Société Générale : à l'est, du nouveau

« Mais qui leur a trouvé ce nom ?! », s'étonne le chauffeur de taxi en passant devant le siège de la Banque Société Générale Vostok (BSGV). Employée des Vedomosti, sa cliente lui explique que cette banque au nom à consonance étrangère est une filiale du groupe français Société Générale (SG).

Or cette enseigne va bientôt disparaître en Russie, SG étant sur le point de réunir ses filiales. BSGV et Rosbank vont être fusionnées, tandis que Rusfinance et DeltaCredit deviendront les filiales de cette nouvelle entité.
Après l’acquisition de Rosbank, le groupe français comptait transposer en Russie le schéma d'activité qu'il appliquait dans son pays, où il possède deux banques universelles dotées d’un large réseau régional : SG elle-même et Сrédit du Nord ainsi que Franfinance (crédit à la consommation). Toutefois, ses projets ont changé.

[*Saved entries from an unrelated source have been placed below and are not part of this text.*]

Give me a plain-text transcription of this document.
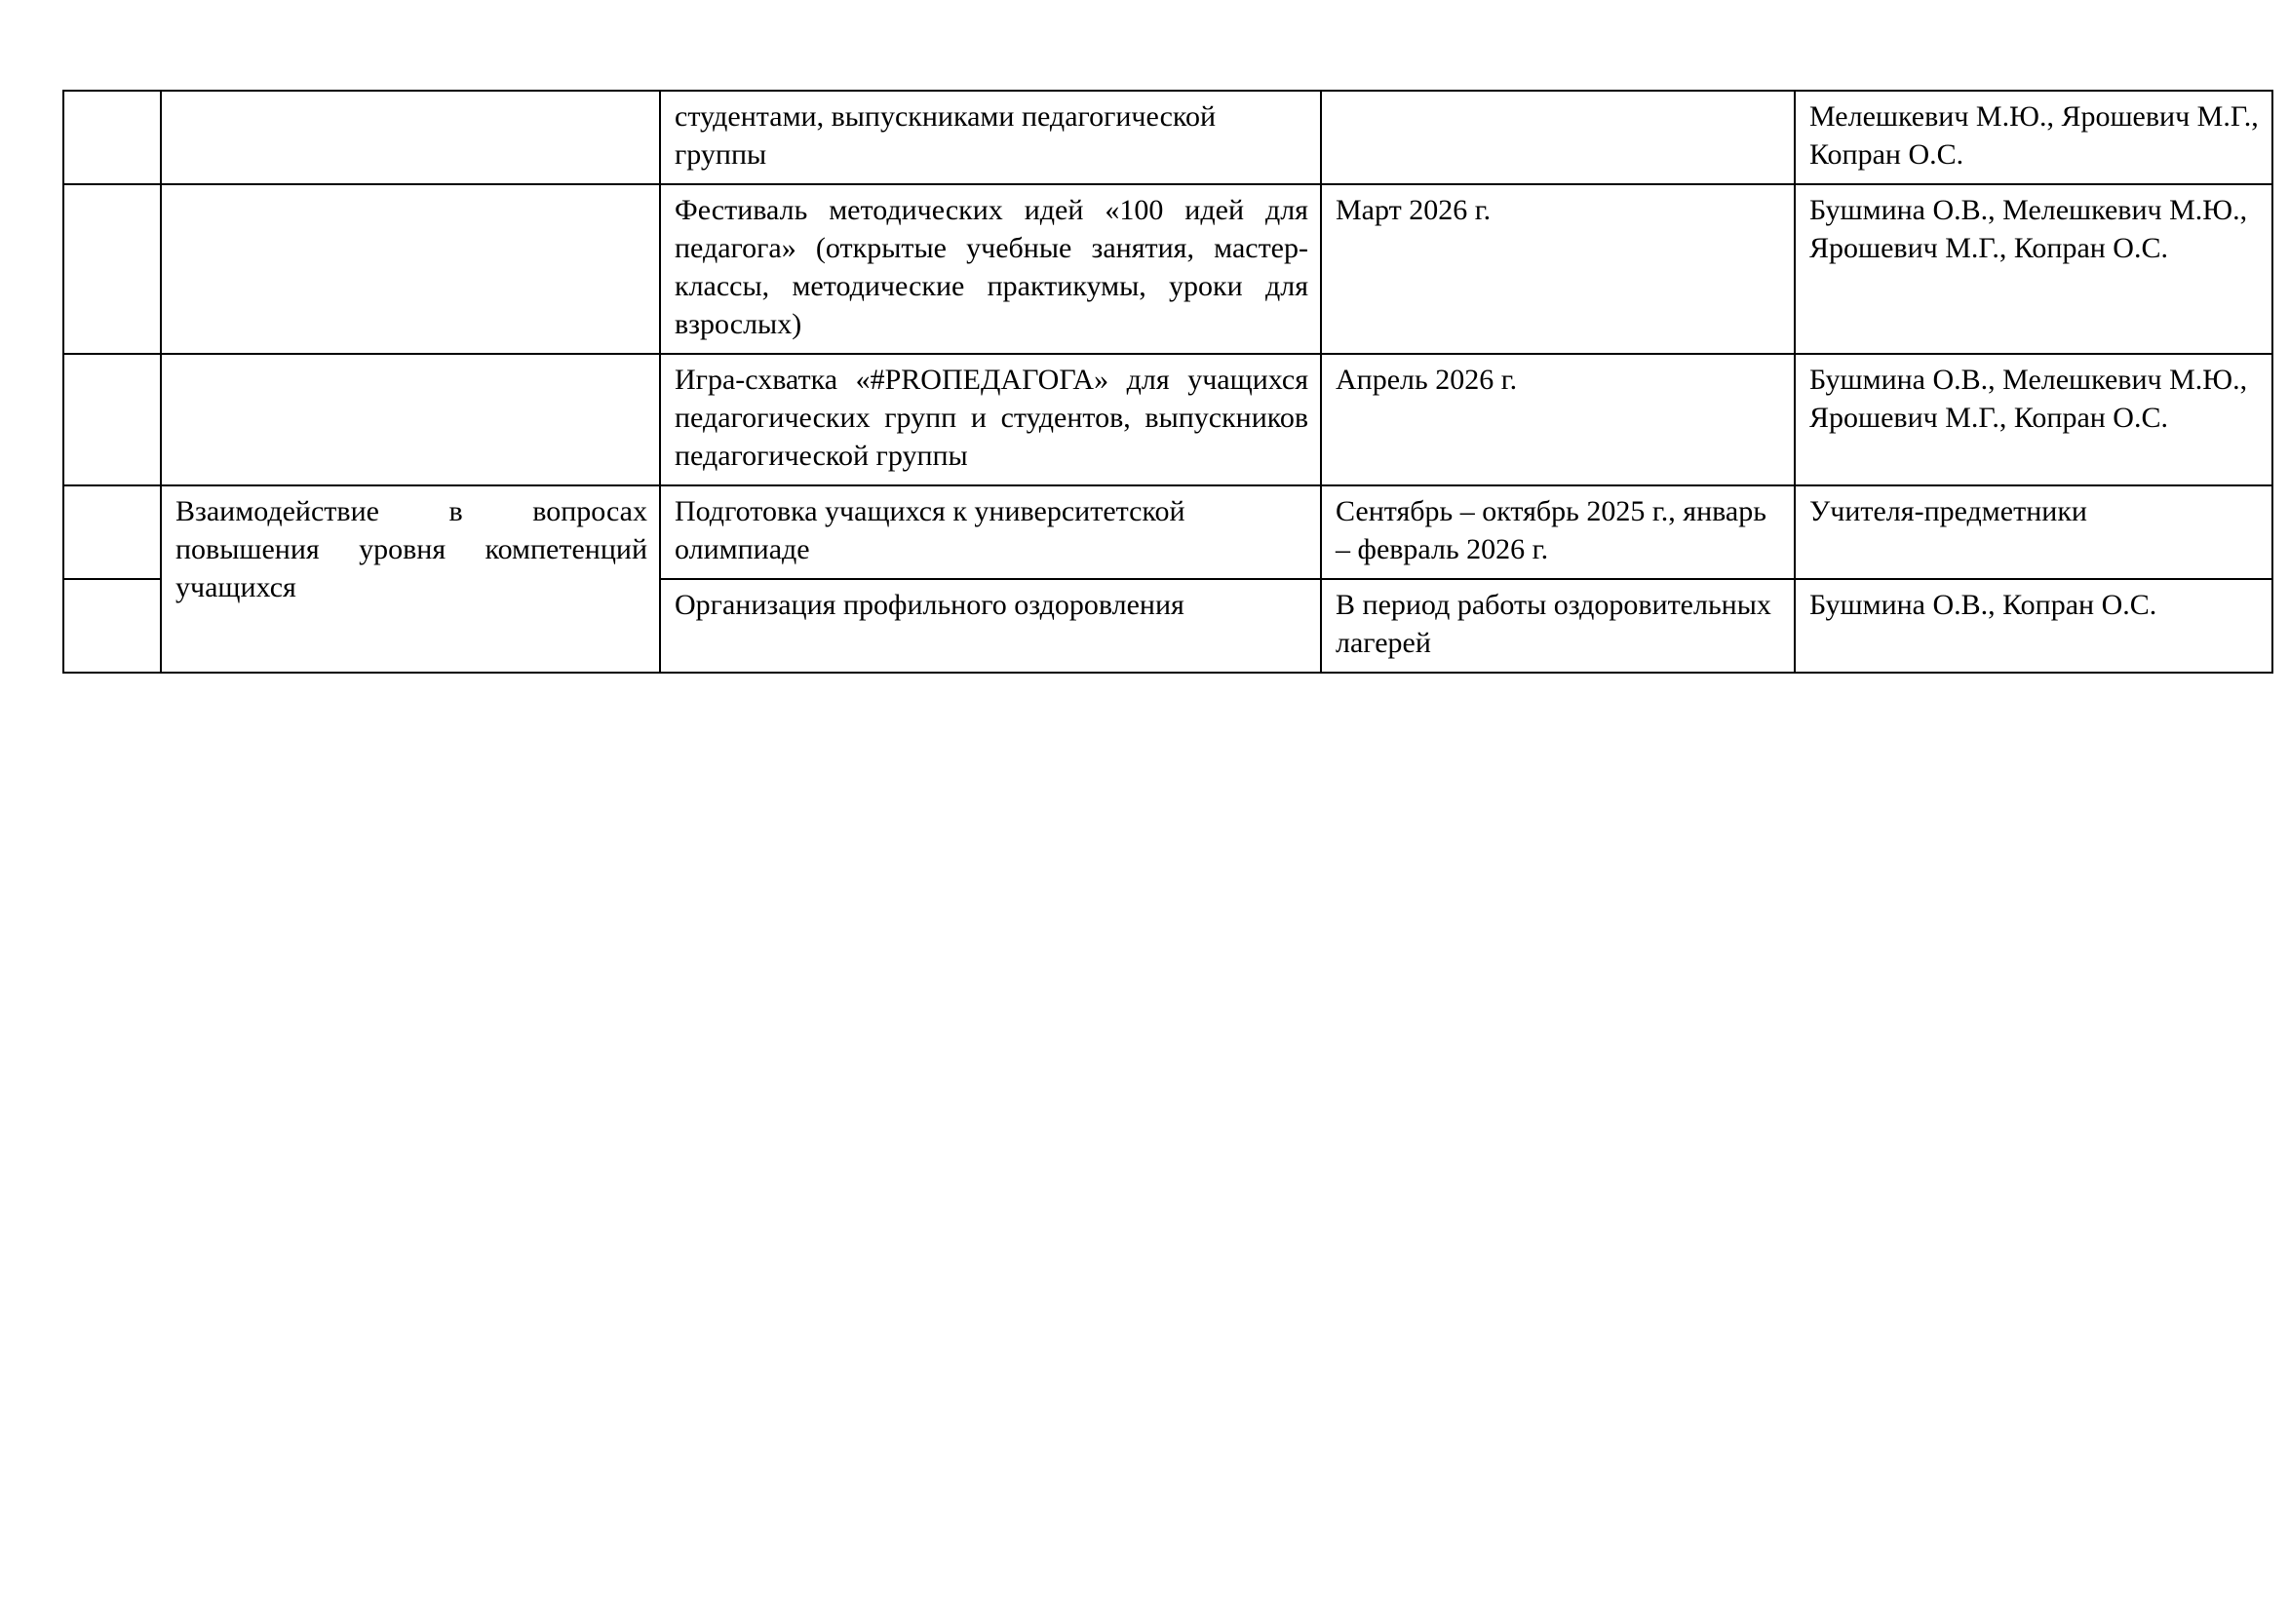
		студентами, выпускниками педагогической группы		Мелешкевич М.Ю., Ярошевич М.Г., Копран О.С.
		Фестиваль методических идей «100 идей для педагога» (открытые учебные занятия, мастер-классы, методические практикумы, уроки для взрослых)	Март 2026 г.	Бушмина О.В., Мелешкевич М.Ю., Ярошевич М.Г., Копран О.С.
		Игра-схватка «#PROПЕДАГОГА» для учащихся педагогических групп и студентов, выпускников педагогической группы	Апрель 2026 г.	Бушмина О.В., Мелешкевич М.Ю., Ярошевич М.Г., Копран О.С.
	Взаимодействие в вопросах повышения уровня компетенций учащихся	Подготовка учащихся к университетской олимпиаде	Сентябрь – октябрь 2025 г., январь – февраль 2026 г.	Учителя-предметники
		Организация профильного оздоровления	В период работы оздоровительных лагерей	Бушмина О.В., Копран О.С.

En fin de compte, c’est un groupe bancaire au capital de 41,5 milliards de roubles (1 milliard d’euros) et disposant de 588 milliards de roubles (14, 4 milliards d’euros) d’actifs qui verra le jour. Il occupera le septième rang en Russie, se plaçant juste derrière les banques nationales et quasi-nationales. La nouvelle Rosbank sera la plus grande des banques privées, y compris parmi les filiales étrangères.

SG, qui aura mis plus de dix ans pour en arriver là, fut l’un des premiers des géants occidentaux à s’installer en Russie. Fondée en 1993, BSGV n’élabora le plan de sa campagne russe qu’en 1999.

Créée comme banque d'investissement, BSGV commença à mettre en place parallèlement – au début des années 2000 –, son réseau de banques de détail via Rusfinance (crédit à la consommation). Par la suite, elle racheta DeltaCredit (crédit hypothécaire), Promeksbank (crédit automobile dans les régions) et Stolitchnoye kreditnoye tovarischestvo. C’est en 2006 que SG conclut sa transaction phare : une prise de participation de 10% dans Rosbank, dont elle détient aujourd’hui 64,7% du capital.

Pour toutes ces acquisitions en Russie, SG a dû débourser plus de 3 milliards de dollars. Mais ces dépenses se sont avérées justifiées. Le goodwill (écart d'acquisition correspondant à l'excédent du coût d'acquisition sur la quote-part de l'acquéreur dans la juste valeur des actifs) de ses filiales russes est évalué par la SG à 1 milliard de dollars.

Mais ce n’est pas qu’une question d'argent. « Par son importance, la Russie est notre deuxième marché après la France. », avait déclaré il y a trois ans Marc-Emmanuel Vives, directeur général de BSGV. Daniel Bouton, président-directeur général de SG, prévoyait à l'époque qu’à l’horizon 2010 la Russie représenterait 2% des actifs du groupe. Si ce dernier n’a pas divulgué ses chiffres sur la Russie, l'Europe centrale et l'Europe de l'Est, où le poids de la Russie est important, occupe la deuxième place après la France dans l'activité du groupe. Cette zone représente en effet 20% de ses actifs, tandis que l'Europe occidentale et l'Amérique du Nord en totalisent chacune 17% ; la part de la France est quant à elle de 37%, contre 65% il y a trois ans.

La Russie peut étonner les investisseurs et SG le sait. À la fin du XIXème siècle, le groupe prit du retard dans ses investissements en Russie. Ayant mis tant d’ardeur pour rattraper le temps perdu, il s’est retrouvé devant tout le monde. Démarrant ses activités russes par l'ouverture d'une filiale en 1901, elle la fit fusionner en 1910 avec une banque locale pour créer la Russko-Aziatski Bank. Cette dernière devint en 1914 la plus grande banque du pays, tous indicateurs confondus, concentrant 14% des ressources du système bancaire et plus de 80% des actifs, des crédits et des dépôts du groupe.